Strategic Entry into Saudi Arabia with Aggressive Expansion Plans
The company successfully commenced commercial operations in the Kingdom of Saudi Arabia in Q2 FY26, with over 30 cranes already deployed on site and operating at 100% utilization. Management highlighted a substantial annual crane rental market of $800 million to $1 billion and a healthy inquiry pipeline of $45-50 million, expected to translate into strong revenues over the next 24 months. The strategic vision includes owning upwards of 100 machines in Saudi Arabia within the next 24 months, supported by a committed capex of ₹225 crores for approximately 55 cranes.
Significant Capex Plan for FY26 to Fuel Growth
Sanghvi Movers has approved a substantial capex plan of ₹629 crores for FY26, with ₹405 crores allocated for India and ₹224 crores for its KSA subsidiary.
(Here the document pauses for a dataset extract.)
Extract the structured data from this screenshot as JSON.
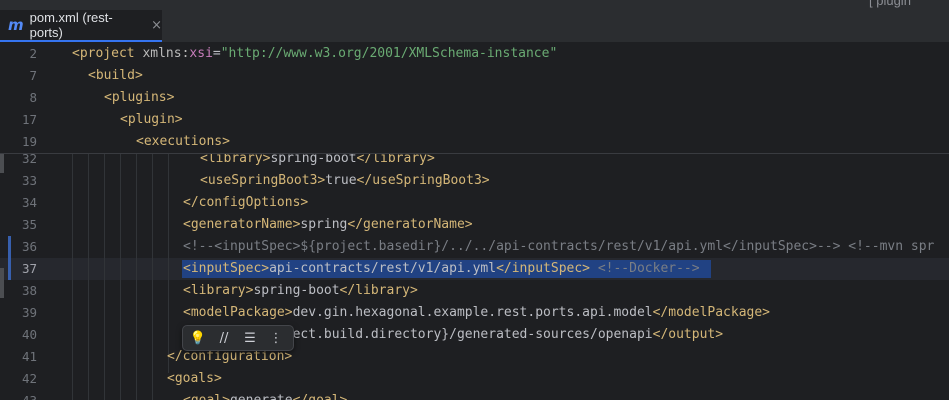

In H1 FY26, ₹140 crores (₹123 crores in India and ₹17 crores in KSA) was already incurred. The majority of the remaining capex is expected to come online in Q3 and Q4 FY26, earmarked as growth capital for future expansion, particularly in Engine-2 businesses and the new Saudi operations.
Q2 Utilization Dip and Receivable Increase Attributed to Seasonality
Q2 FY26 saw average capacity utilization at 70%, a decrease from 80% in Q1 FY26, which management attributed to seasonal monsoon impact. Despite this, Q2 utilization was an improvement from 68% in Q2 FY25. Additionally, receivable days increased in H1 FY26; however, management stated there was no inherent concern, with reconciliations pending and an expectation of definite improvement in Q3.
Conservative Guidance Maintained Amidst Strong Order Book
The company reported a robust consolidated order book of ₹1,239 crores as of October 31, 2025, with ₹756 crores expected to be executed in FY26. Despite this strong visibility, management maintained its FY26 top-line growth guidance of 25-30% and declined to revise it higher, citing a higher base. They also explicitly refrained from providing blended EBITDA margin guidance due to the dynamic revenue mix and board directives, making it challenging for analysts to model future profitability.
EBITDA Margin Dynamics in Renewable Business and Saudi Operations
The renewable business is expected to stabilize its EBITDA margin at 10-12% as it scales up, which is considered a significant premium to the market. In Saudi Arabia, while the business provides a higher yield compared to India, operating costs are also higher due to local requirements and manpower. Consequently, the EBITDA margin in Saudi Arabia is currently on par with or slightly below India's crane rental business, with a long-term goal of achieving parity through operational efficiencies.